To study this asynchrony, Sohal and his colleagues injected the mice with a dye that traces outgoing signals from excitatory neurons in the ventral hippocampus. This enabled the researchers to pinpoint individual cells in the medial prefrontal cortex that receive excitatory signals from the dyed cells.

The team took slices of the mice’s brain tissue and measured the activity of the targeted cells in the medial prefrontal cortex. Excitatory neurons in POGZ-deficient mice and wildtype mice had similar activity, they found.
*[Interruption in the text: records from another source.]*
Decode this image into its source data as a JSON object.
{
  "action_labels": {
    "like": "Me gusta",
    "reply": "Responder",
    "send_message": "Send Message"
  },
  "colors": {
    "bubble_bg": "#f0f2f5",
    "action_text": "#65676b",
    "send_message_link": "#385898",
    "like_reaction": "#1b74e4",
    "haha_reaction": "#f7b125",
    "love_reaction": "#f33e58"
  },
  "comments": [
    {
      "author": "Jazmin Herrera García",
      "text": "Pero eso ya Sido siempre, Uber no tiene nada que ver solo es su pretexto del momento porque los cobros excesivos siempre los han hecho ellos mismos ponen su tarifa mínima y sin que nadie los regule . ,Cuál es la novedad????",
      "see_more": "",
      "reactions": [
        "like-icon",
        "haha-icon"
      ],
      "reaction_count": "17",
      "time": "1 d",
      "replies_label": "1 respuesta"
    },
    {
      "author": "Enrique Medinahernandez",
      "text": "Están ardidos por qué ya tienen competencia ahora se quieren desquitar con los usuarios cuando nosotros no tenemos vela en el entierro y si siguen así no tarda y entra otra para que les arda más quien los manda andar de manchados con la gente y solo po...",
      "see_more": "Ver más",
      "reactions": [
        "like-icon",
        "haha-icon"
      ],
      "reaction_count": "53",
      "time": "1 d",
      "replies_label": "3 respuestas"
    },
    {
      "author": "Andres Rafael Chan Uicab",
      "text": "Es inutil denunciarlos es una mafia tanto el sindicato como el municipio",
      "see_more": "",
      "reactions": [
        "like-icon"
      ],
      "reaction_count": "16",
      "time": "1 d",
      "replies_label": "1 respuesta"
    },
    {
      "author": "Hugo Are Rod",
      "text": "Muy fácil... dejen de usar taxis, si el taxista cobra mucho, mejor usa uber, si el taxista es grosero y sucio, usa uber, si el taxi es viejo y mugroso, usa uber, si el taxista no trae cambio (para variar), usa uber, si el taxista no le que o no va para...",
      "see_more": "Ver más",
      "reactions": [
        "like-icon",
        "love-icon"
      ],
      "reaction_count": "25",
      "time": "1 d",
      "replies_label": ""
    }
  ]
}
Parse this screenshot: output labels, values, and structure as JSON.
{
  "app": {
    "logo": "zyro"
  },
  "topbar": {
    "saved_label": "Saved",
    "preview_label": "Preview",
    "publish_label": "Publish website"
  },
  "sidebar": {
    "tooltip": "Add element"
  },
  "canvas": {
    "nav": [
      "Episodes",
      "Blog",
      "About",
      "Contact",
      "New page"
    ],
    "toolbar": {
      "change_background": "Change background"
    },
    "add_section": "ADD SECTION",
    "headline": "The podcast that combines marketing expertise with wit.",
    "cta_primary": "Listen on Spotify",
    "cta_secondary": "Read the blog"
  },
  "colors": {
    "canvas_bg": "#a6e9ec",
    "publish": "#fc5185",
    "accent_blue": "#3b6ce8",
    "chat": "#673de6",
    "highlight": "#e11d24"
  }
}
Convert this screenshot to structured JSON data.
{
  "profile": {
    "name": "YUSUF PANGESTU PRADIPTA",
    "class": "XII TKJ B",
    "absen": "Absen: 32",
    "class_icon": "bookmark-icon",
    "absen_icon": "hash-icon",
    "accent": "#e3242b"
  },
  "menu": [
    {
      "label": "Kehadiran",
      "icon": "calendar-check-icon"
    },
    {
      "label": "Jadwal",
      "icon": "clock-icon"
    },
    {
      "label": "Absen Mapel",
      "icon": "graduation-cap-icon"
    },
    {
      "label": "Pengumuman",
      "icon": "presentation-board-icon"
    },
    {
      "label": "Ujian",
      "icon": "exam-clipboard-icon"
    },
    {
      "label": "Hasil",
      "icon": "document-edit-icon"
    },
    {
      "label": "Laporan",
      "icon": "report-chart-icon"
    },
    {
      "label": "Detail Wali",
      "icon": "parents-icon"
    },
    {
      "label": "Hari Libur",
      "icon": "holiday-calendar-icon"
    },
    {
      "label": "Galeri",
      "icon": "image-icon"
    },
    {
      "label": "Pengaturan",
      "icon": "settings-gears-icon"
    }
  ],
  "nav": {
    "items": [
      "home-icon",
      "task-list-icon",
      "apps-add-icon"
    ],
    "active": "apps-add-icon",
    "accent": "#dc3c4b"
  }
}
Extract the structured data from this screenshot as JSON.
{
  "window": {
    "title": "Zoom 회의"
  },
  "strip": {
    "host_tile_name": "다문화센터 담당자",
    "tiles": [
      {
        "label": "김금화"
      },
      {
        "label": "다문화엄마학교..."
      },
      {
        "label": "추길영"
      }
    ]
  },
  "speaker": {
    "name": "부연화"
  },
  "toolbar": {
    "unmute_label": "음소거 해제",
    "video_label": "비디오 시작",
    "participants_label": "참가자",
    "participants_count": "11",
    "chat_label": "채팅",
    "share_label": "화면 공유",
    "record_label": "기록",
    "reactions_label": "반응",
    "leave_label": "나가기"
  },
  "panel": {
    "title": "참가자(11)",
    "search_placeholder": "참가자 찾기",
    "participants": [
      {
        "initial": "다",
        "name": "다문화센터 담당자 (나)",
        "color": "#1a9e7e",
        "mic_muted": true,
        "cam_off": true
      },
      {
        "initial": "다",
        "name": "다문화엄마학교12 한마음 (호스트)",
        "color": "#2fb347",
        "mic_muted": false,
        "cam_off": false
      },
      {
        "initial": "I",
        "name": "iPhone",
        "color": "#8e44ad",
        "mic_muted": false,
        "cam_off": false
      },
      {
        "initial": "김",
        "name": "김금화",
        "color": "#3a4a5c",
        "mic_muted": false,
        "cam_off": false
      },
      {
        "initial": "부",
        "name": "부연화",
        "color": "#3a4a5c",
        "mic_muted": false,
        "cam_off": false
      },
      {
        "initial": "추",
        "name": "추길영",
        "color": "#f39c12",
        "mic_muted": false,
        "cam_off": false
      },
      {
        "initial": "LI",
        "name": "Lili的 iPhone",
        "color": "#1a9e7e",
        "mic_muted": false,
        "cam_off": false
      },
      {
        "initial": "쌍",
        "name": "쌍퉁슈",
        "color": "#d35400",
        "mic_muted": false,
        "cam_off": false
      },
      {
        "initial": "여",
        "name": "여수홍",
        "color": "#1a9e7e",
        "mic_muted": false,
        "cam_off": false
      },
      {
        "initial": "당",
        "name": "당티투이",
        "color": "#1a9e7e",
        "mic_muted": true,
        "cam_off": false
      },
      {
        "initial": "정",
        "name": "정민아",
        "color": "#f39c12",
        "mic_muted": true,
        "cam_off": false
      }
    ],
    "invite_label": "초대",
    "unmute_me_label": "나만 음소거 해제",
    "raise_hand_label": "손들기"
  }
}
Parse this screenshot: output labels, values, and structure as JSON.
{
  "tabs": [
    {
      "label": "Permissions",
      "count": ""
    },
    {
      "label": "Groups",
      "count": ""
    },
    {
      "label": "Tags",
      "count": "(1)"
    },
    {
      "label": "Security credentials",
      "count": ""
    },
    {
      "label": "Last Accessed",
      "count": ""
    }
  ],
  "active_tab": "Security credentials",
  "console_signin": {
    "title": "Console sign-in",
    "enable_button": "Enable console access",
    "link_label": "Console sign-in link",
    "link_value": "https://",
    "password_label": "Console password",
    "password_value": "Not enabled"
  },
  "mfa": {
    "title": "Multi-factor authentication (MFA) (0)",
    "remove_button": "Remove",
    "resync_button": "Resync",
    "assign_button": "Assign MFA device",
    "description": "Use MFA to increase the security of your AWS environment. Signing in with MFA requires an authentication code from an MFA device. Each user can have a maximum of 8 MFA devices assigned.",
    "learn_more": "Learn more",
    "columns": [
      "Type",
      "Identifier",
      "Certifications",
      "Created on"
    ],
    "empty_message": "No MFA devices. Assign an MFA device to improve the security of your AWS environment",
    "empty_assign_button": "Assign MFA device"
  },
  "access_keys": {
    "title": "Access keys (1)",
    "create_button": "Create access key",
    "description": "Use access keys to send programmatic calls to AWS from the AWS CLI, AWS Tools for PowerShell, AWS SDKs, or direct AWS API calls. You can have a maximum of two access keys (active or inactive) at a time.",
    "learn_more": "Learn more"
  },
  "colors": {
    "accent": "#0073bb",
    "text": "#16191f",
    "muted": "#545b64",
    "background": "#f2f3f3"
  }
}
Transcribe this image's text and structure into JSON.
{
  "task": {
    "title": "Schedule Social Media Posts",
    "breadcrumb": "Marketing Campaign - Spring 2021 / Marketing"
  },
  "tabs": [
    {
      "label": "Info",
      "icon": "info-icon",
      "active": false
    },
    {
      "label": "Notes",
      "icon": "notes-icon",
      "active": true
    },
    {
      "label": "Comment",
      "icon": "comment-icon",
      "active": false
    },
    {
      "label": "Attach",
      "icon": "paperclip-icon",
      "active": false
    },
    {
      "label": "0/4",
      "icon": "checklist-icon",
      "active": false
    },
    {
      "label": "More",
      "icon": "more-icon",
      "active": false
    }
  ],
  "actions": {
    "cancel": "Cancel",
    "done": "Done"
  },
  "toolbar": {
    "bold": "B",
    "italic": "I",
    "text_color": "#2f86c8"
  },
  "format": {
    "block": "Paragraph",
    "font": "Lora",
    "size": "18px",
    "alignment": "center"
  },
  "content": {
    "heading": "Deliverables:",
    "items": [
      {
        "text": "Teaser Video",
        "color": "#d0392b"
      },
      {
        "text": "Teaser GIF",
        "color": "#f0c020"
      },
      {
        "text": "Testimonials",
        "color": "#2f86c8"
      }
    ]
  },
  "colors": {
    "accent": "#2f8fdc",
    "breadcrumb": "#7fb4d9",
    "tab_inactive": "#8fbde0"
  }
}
But inhibitory cells in the model mice received significantly less signal compared with controls.

If the inhibitory cells are less active, the medial prefrontal cortex may struggle to dampen the activity of other excitatory signals that come into the region, the researchers say.

“It prevents the hippocampal signals from being transmitted as faithfully as they normally would be,” Sohal says.

Circuit breaks:

Even though the two teams studied different brain regions and used different mouse models of POGZ deficiency, both found alterations to the balance of excitation and inhibition.

And in both cases, the cells are still functioning typically when they receive normal signals, Yoram says, but some of those incoming signals are altered in the POGZ-deficient mice.

Because the circuits studied are so different, it is not possible to directly link them, says Joseph Dougherty, associate professor of genetics and psychiatry at Washington University in St. Louis, Missouri, who was not involved in either work.

One way to connect the findings would be to figure out what the underlying cellular mechanism is that can explain the changes in the circuits, such as alterations in the number of synapses or receptors, Dougherty says. “I think those are interesting questions to look at next.”

Another important question to address is whether restoring the activity in those circuits to typical levels would make the mice behave more like controls. Shifman and Yoram plan to explore this question using drugs that can affect levels of brain activity.

Sohal and his colleagues are looking into whether the balance of inhibition and excitation in the brains of POGZ-deficient mice is also disrupted in other circuits.